Feminism Everyday
- Logo of Feminism Everyday
- Formation: 2014
- Founder: Nasrin Afzali
- Website: feminismeveryday.com

= Feminism Everyday =

Iranian feminist organization

Feminism Everyday (فمینیسم روزمره) is an Iranian feminist organization founded in 2014 by the Iranian-American activist, Nasrin Afzali.

==Creation and aims==
Feminism Everyday was created in 2014 by a "group of culturally and ethnically diverse Iranian activists in the United States".

The group aims to share the experiences of feminist Iranians with feminist movements elsewhere. It focuses on issues such as reproductive rights, sexual harassment, body positivity, and legal inequalities affecting women in Iran and beyond.

==Actions==
Feminism Everyday (FE) used online social media to circumvent government restrictions in Iran, directly supporting, via discussion, those most affected by restrictive policies. FE contributed to discursive change: the introduction of new terminology and the public statements made by organisations in relation to women's rights.
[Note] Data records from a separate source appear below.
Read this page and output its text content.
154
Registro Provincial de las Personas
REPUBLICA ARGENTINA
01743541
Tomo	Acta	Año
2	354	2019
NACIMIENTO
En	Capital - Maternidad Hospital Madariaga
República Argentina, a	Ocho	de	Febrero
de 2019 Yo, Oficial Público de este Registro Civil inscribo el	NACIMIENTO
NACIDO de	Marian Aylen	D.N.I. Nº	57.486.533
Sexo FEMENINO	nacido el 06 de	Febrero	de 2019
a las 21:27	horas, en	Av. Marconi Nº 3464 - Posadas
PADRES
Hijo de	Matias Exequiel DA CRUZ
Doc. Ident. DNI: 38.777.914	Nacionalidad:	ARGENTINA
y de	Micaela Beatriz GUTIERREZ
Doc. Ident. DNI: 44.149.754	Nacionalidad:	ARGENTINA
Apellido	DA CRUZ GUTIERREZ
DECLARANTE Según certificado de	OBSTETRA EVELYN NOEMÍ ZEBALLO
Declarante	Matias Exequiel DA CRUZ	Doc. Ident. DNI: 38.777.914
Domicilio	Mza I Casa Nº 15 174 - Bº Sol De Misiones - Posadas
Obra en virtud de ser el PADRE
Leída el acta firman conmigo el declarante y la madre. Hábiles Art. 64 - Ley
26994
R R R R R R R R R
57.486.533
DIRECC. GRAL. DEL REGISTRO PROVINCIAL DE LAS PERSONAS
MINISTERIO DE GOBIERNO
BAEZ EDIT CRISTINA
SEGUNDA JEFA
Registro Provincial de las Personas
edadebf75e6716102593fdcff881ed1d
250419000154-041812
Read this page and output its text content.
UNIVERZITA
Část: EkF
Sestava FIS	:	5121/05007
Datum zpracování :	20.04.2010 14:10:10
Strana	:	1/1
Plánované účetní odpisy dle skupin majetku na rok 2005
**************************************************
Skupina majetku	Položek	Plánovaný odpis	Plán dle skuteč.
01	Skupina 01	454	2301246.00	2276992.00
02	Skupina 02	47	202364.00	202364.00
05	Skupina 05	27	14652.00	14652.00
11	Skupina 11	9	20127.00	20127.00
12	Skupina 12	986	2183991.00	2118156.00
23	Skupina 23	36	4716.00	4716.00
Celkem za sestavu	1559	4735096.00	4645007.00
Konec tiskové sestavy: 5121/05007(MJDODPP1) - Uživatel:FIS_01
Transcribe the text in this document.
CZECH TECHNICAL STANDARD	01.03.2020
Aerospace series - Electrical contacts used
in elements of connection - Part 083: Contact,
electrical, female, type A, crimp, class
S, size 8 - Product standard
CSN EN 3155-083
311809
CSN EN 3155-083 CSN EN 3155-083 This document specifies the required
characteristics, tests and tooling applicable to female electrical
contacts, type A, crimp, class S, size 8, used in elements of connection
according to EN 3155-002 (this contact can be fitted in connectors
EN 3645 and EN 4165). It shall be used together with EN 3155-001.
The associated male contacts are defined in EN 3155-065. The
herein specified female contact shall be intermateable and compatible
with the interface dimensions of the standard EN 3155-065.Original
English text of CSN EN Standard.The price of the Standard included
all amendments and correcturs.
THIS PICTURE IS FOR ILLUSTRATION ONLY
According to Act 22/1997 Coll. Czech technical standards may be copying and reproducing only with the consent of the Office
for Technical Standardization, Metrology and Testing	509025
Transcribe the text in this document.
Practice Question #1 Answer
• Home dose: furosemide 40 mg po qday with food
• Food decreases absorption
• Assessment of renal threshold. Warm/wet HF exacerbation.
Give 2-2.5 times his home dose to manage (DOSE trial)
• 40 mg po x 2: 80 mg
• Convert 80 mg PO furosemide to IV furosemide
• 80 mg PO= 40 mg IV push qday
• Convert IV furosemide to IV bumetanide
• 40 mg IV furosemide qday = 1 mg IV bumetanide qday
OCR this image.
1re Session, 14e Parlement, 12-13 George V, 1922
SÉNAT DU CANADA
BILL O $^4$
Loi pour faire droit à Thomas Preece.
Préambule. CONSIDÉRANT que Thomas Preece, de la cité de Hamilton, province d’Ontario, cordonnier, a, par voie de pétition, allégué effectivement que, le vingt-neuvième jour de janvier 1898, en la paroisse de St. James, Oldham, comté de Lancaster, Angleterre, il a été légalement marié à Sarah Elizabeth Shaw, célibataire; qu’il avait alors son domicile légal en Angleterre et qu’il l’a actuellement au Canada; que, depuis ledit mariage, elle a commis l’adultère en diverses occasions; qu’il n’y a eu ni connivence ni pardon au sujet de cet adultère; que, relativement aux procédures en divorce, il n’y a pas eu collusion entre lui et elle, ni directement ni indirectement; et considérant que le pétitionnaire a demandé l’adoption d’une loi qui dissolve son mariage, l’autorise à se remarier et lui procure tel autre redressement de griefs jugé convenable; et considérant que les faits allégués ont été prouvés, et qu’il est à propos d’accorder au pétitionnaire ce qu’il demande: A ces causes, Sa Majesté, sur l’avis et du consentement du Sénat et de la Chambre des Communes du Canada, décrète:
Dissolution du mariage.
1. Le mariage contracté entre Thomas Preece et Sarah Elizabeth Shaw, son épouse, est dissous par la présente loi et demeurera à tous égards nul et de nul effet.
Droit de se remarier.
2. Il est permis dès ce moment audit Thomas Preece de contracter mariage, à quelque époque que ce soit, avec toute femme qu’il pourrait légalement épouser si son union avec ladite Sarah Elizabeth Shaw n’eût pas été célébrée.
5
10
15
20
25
Specific methods included cooperating with Iranian news media: submitting articles for publication for Iranian audiences, and in the case of articles that the news media had to self-censor, publishing these on behalf of those media.

FE published names of organisations whose employees reported sexual harassment or sexual assault privately to FE, seeing this as being inspired by the #MeToo movement.